Todavia, especialistas, literatos, leitores, sempre se deparam com a complexa tarefa (às vezes multifacetada) de fazer escolhas, classificar, ranquear, ordenar os seus melhores contos (o mesmo vale para outras obras literárias e para outros grandes escritores). Por exemplo, dentre os livros que tenho sobre os contos de Machado de Assis aprecio aquele intitulado “Machado de Assis: seus 30 melhores contos”.  Livro magnífico, escolhas baseadas em algumas evidências científicas. Logo na Nota Editorial, a Editora (Editora Nova Fronteira) comenta que não quis arcar com a responsabilidade da escolha e considerando a complexidade e a multifacetada tarefa procurou aproximar-se da maior objetividade possível solicitando para isso que algumas das maiores autoridades mais versadas e competentes na matéria (literatura, contos, romances) fizessem um ordenado dos contos machadianos. Feito isto, foram escolhidos os 30 melhores que representavam toda a variada gama do conto machadiano. O método de ordenação é um dos métodos psicofísicos mais simples da grande e vasta literatura psicofísica. Ele se assemelha ao de classificação haja visto que também se pede aos participantes  para que coloquem os estímulos (no caso, os contos de Machado de Assis) em categorias. No entanto a característica básica do método de ordenação é que se pede ao participante de colocar um, e apenas um dos estímulos (contos) a disposição em cada ordem. Além disto, contínuo, categoria ou série de ordens é definido por algum termo como o melhor ou o mais brilhante ou o mais bonito, o mais profundo, o mais preferido, o mais emocionalmente emotivo, de tal maneira que o indivíduo deve ser instruído para selecionar o estímulo mais preferido (ou qualquer outro atributo predeterminado) para a primeira categoria, o segundo mais preferido para a segunda categoria e assim por diante, até que o estímulo menos preferido seja colocado na última categoria. Assim no método de ordenação o sujeito deve colocar os estímulos ao longo de um contínuo de maneira que um estímulo fique em primeiro lugar, outro em segundo, e assim sucessivamente. O experimentador fornece o contínuo sobre o qual os sujeitos ordenam os estímulos, o sujeito pode colocar um estímulo em cada categoria. Isto quer dizer, se pede para dar o primeiro lugar somente a um estímulo, o segundo ao outro e assim por diante. 
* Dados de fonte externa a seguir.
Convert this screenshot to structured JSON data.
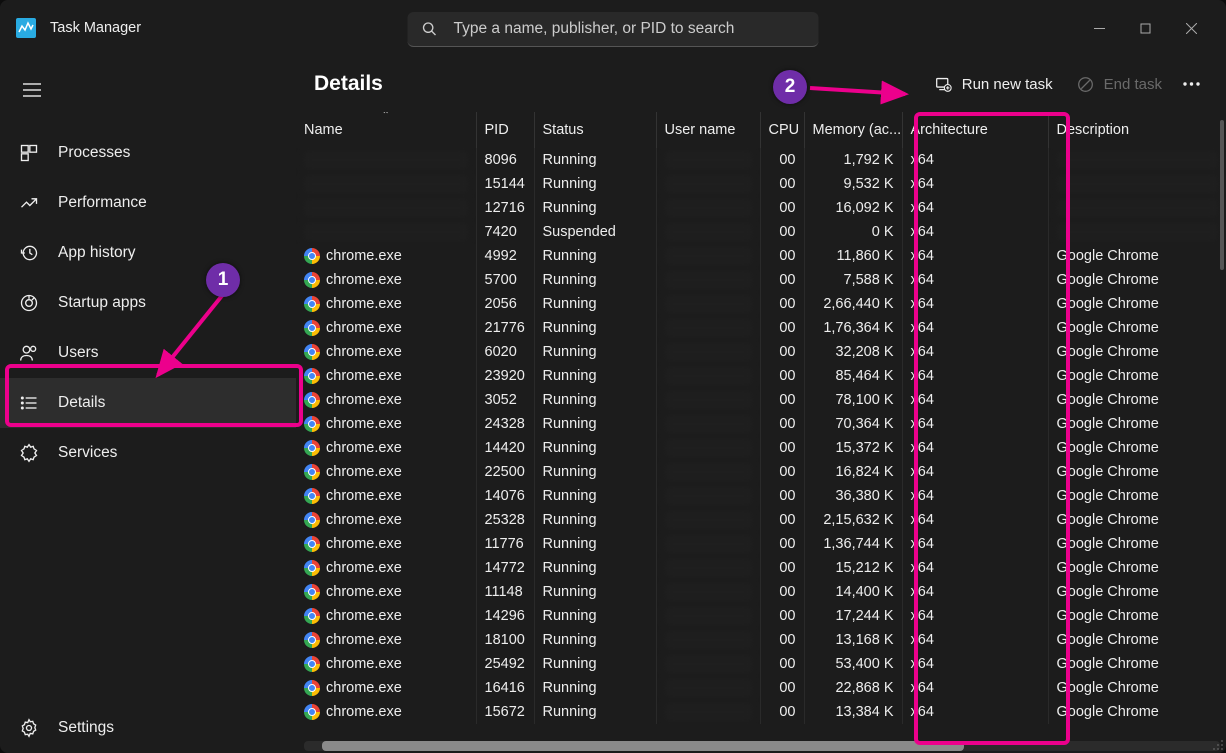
{
  "app": {
    "title": "Task Manager",
    "search_placeholder": "Type a name, publisher, or PID to search"
  },
  "sidebar": {
    "items": [
      {
        "label": "Processes"
      },
      {
        "label": "Performance"
      },
      {
        "label": "App history"
      },
      {
        "label": "Startup apps"
      },
      {
        "label": "Users"
      },
      {
        "label": "Details"
      },
      {
        "label": "Services"
      }
    ],
    "settings_label": "Settings"
  },
  "header": {
    "title": "Details",
    "run_new": "Run new task",
    "end_task": "End task"
  },
  "columns": {
    "name": "Name",
    "pid": "PID",
    "status": "Status",
    "user": "User name",
    "cpu": "CPU",
    "mem": "Memory (ac...",
    "arch": "Architecture",
    "desc": "Description"
  },
  "annotations": {
    "badge1": "1",
    "badge2": "2"
  },
  "rows": [
    {
      "name": "",
      "pid": "8096",
      "status": "Running",
      "cpu": "00",
      "mem": "1,792 K",
      "arch": "x64",
      "desc": "",
      "redact": true
    },
    {
      "name": "",
      "pid": "15144",
      "status": "Running",
      "cpu": "00",
      "mem": "9,532 K",
      "arch": "x64",
      "desc": "",
      "redact": true
    },
    {
      "name": "",
      "pid": "12716",
      "status": "Running",
      "cpu": "00",
      "mem": "16,092 K",
      "arch": "x64",
      "desc": "",
      "redact": true
    },
    {
      "name": "",
      "pid": "7420",
      "status": "Suspended",
      "cpu": "00",
      "mem": "0 K",
      "arch": "x64",
      "desc": "",
      "redact": true
    },
    {
      "name": "chrome.exe",
      "pid": "4992",
      "status": "Running",
      "cpu": "00",
      "mem": "11,860 K",
      "arch": "x64",
      "desc": "Google Chrome"
    },
    {
      "name": "chrome.exe",
      "pid": "5700",
      "status": "Running",
      "cpu": "00",
      "mem": "7,588 K",
      "arch": "x64",
      "desc": "Google Chrome"
    },
    {
      "name": "chrome.exe",
      "pid": "2056",
      "status": "Running",
      "cpu": "00",
      "mem": "2,66,440 K",
      "arch": "x64",
      "desc": "Google Chrome"
    },
    {
      "name": "chrome.exe",
      "pid": "21776",
      "status": "Running",
      "cpu": "00",
      "mem": "1,76,364 K",
      "arch": "x64",
      "desc": "Google Chrome"
    },
    {
      "name": "chrome.exe",
      "pid": "6020",
      "status": "Running",
      "cpu": "00",
      "mem": "32,208 K",
      "arch": "x64",
      "desc": "Google Chrome"
    },
    {
      "name": "chrome.exe",
      "pid": "23920",
      "status": "Running",
      "cpu": "00",
      "mem": "85,464 K",
      "arch": "x64",
      "desc": "Google Chrome"
    },
    {
      "name": "chrome.exe",
      "pid": "3052",
      "status": "Running",
      "cpu": "00",
      "mem": "78,100 K",
      "arch": "x64",
      "desc": "Google Chrome"
    },
    {
      "name": "chrome.exe",
      "pid": "24328",
      "status": "Running",
      "cpu": "00",
      "mem": "70,364 K",
      "arch": "x64",
      "desc": "Google Chrome"
    },
    {
      "name": "chrome.exe",
      "pid": "14420",
      "status": "Running",
      "cpu": "00",
      "mem": "15,372 K",
      "arch": "x64",
      "desc": "Google Chrome"
    },
    {
      "name": "chrome.exe",
      "pid": "22500",
      "status": "Running",
      "cpu": "00",
      "mem": "16,824 K",
      "arch": "x64",
      "desc": "Google Chrome"
    },
    {
      "name": "chrome.exe",
      "pid": "14076",
      "status": "Running",
      "cpu": "00",
      "mem": "36,380 K",
      "arch": "x64",
      "desc": "Google Chrome"
    },
    {
      "name": "chrome.exe",
      "pid": "25328",
      "status": "Running",
      "cpu": "00",
      "mem": "2,15,632 K",
      "arch": "x64",
      "desc": "Google Chrome"
    },
    {
      "name": "chrome.exe",
      "pid": "11776",
      "status": "Running",
      "cpu": "00",
      "mem": "1,36,744 K",
      "arch": "x64",
      "desc": "Google Chrome"
    },
    {
      "name": "chrome.exe",
      "pid": "14772",
      "status": "Running",
      "cpu": "00",
      "mem": "15,212 K",
      "arch": "x64",
      "desc": "Google Chrome"
    },
    {
      "name": "chrome.exe",
      "pid": "11148",
      "status": "Running",
      "cpu": "00",
      "mem": "14,400 K",
      "arch": "x64",
      "desc": "Google Chrome"
    },
    {
      "name": "chrome.exe",
      "pid": "14296",
      "status": "Running",
      "cpu": "00",
      "mem": "17,244 K",
      "arch": "x64",
      "desc": "Google Chrome"
    },
    {
      "name": "chrome.exe",
      "pid": "18100",
      "status": "Running",
      "cpu": "00",
      "mem": "13,168 K",
      "arch": "x64",
      "desc": "Google Chrome"
    },
    {
      "name": "chrome.exe",
      "pid": "25492",
      "status": "Running",
      "cpu": "00",
      "mem": "53,400 K",
      "arch": "x64",
      "desc": "Google Chrome"
    },
    {
      "name": "chrome.exe",
      "pid": "16416",
      "status": "Running",
      "cpu": "00",
      "mem": "22,868 K",
      "arch": "x64",
      "desc": "Google Chrome"
    },
    {
      "name": "chrome.exe",
      "pid": "15672",
      "status": "Running",
      "cpu": "00",
      "mem": "13,384 K",
      "arch": "x64",
      "desc": "Google Chrome"
    }
  ]
}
Na ordenação, portanto, tal como no método de categorias sucessivas se pede ao sujeito de colocar cada estímulo numa categoria e pode ter mais de um dentro de uma categoria, mas na ordenação apenas um estímulo deve ser colocado em cada categoria. Entretanto, em linguagem técnica, como a tarefa do sujeito é julgar qual o estímulo tem, mas da qualidade que se está julgando sem dar a magnitude da diferença, a ordenação produz uma escala ordinal. Ao final, foram calculadas as médias de todas as ordenações dos contos apresentados a todos os participantes. A lista é linda, realmente os 30 melhores contos espelham um consenso, uma concordância altamente significativa. Na lista estão: A Chinela Turca, O Alienista, D. Benedita, O Espelho, A Igreja do Diabo, O Enfermeiro, Uns Braços, Entre Santos, Um Homem Célebre, Missa do Galo, Pai Contra Mãe, A Cartomante, Uma Senhora, Noite de Almirante, Cantiga do Esponsais, Teoria do Medalhão. Em lendo, todos, ainda que nada ordem que melhor lhe convier, todos vocês chegarão à seguinte conclusão: O Bruxo do Cosme Velho foi o maior dos psicólogos nascidos em nossa terra.